El de Federico duró hasta llegar a casa donde, casualmente, María lo pisó.
Gritos y tirones de pelos.
La
notita no estaba. Junté coraje y monté a todos en el auto (no sé qué sería mi vida sin
él) y alcancé a Alejandra hasta su casa.
Regresamos
ocho menos cuarto, atrasadísima dada la eterna madrugada de María. La
primogénita se fue a bañar de mala gana y Federico y Paula se dedicaron a
correrse alrededor de la cocina mientras yo (controlando mis impulsos filicidas), intentaba preparar la cena.
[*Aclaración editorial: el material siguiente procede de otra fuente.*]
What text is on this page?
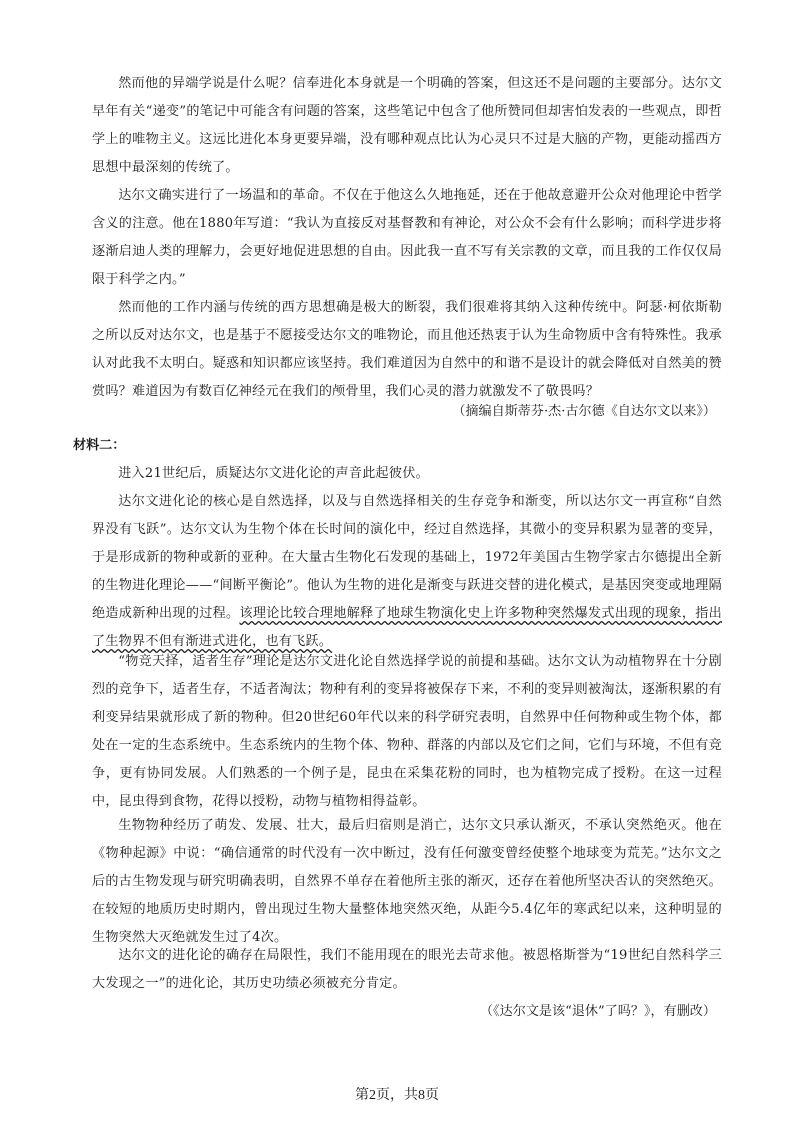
然而他的异端学说是什么呢？信奉进化本身就是一个明确的答案，但这还不是问题的主要部分。达尔文早年有关“递变”的笔记中可能含有问题的答案，这些笔记中包含了他所赞同但却害怕发表的一些观点，即哲学上的唯物主义。这远比进化本身更要异端，没有哪种观点比认为心灵只不过是大脑的产物，更能动摇西方思想中最深刻的传统了。

达尔文确实进行了一场温和的革命。不仅在于他这么久地拖延，还在于他故意避开公众对他理论中哲学含义的注意。他在1880年写道：“我认为直接反对基督教和有神论，对公众不会有什么影响；而科学进步将逐渐启迪人类的理解力，会更好地促进思想的自由。因此我一直不写有关宗教的文章，而且我的工作仅仅局限于科学之内。”

然而他的工作内涵与传统的西方思想确是极大的断裂，我们很难将其纳入这种传统中。阿瑟·柯依斯勒之所以反对达尔文，也是基于不愿接受达尔文的唯物论，而且他还热衷于认为生命物质中含有特殊性。我承认对此我不太明白。疑惑和知识都应该坚持。我们难道因为自然中的和谐不是设计的就会降低对自然美的赞赏吗？难道因为有数百亿神经元在我们的颅骨里，我们心灵的潜力就激发不了敬畏吗？

（摘编自斯蒂芬·杰·古尔德《自达尔文以来》）

材料二：

进入21世纪后，质疑达尔文进化论的声音此起彼伏。

达尔文进化论的核心是自然选择，以及与自然选择相关的生存竞争和渐变，所以达尔文一再宣称“自然界没有飞跃”。达尔文认为生物个体在长时间的演化中，经过自然选择，其微小的变异积累为显著的变异，于是形成新的物种或新的亚种。在大量古生物化石发现的基础上，1972年美国古生物学家古尔德提出全新的生物进化理论——“间断平衡论”。他认为生物的进化是渐变与跃进交替的进化模式，是基因突变或地理隔绝造成新种出现的过程。该理论比较合理地解释了地球生物演化史上许多物种突然爆发式出现的现象，指出了生物界不但有渐进式进化，也有飞跃。

“物竞天择，适者生存”理论是达尔文进化论自然选择学说的前提和基础。达尔文认为动植物界在十分剧烈的竞争下，适者生存，不适者淘汰；物种有利的变异将被保存下来，不利的变异则被淘汰，逐渐积累的有利变异结果就形成了新的物种。但20世纪60年代以来的科学研究表明，自然界中任何物种或生物个体，都处在一定的生态系统中。生态系统内的生物个体、物种、群落的内部以及它们之间，它们与环境，不但有竞争，更有协同发展。人们熟悉的一个例子是，昆虫在采集花粉的同时，也为植物完成了授粉。在这一过程中，昆虫得到食物，花得以授粉，动物与植物相得益彰。

生物物种经历了萌发、发展、壮大，最后归宿则是消亡，达尔文只承认渐灭，不承认突然绝灭。他在《物种起源》中说：“确信通常的时代没有一次中断过，没有任何激变曾经使整个地球变为荒芜。”达尔文之后的古生物发现与研究明确表明，自然界不单存在着他所主张的渐灭，还存在着他所坚决否认的突然绝灭。在较短的地质历史时期内，曾出现过生物大量整体地突然灭绝，从距今5.4亿年的寒武纪以来，这种明显的生物突然大灭绝就发生过了4次。

达尔文的进化论的确存在局限性，我们不能用现在的眼光去苛求他。被恩格斯誉为“19世纪自然科学三大发现之一”的进化论，其历史功绩必须被充分肯定。

（《达尔文是该“退休”了吗？》，有删改）

第2页，共8页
Cuando mis nervios estaban a punto de estallar escuché el silbido de Luis, que
llegó justo a tiempo para ponerle hielo al chichón de Paula. Cuando juegan a lo
bruto, descontado que alguno termina magullado, pese a mis advertencias que ellos desestiman.
María
empezó a reclamar a su padre. Como loca cuando vio que sus hermanos estaban
ganando la pulseada. Finalmente consiguió que subiera (es infernal puesta a
gritar) y yo me quedé en la cocina con Paula llorando a mares ¡Papá!, ¡papá!, como si se hubiera ido
al África.
Durante
la cena María se peleó con su hermano porque este se resistía a devolverle ¨su¨
cuchillo. Terminamos sacándoles idénticos cuchillos y cortándoles a ambos la
carne, que Federico apenas probó, atiborrado de torta y caramelos. Paula
luchaba con su pata de pollo, al margen del conflicto. Le pedí a María que
fuera a acostarse porque eran cerca de las diez. Puso como condición que sus
hermanos la imitaran. Tuve que subir con los tres.
Les
alcancé los cepillos de dientes y acompañé a María a su cama, sin cuento dada
la hora. Llené la bañadera y empecé a correrla a Paulita que hoy no tenía ganas
de bañarse pese a su estado deplorable. Conseguí, después de bastante lucha,
meter a los dos en el agua. Decidí obviar la lavada de cabeza porque no tenía
ánimo para escuchar más gritos. Por supuesto, protestaron para salir y para
vestirse. Con mis últimas fuerzas logré introducirlos en sus respectivos lechos
y bajé, sorda a los reclamos de cuentos y agua.
Luis
ya había terminado de lavar los platos. Compartimos un café y pudimos cruzar
las primeras palabras de este jueves. Nos quedamos charlando como una hora.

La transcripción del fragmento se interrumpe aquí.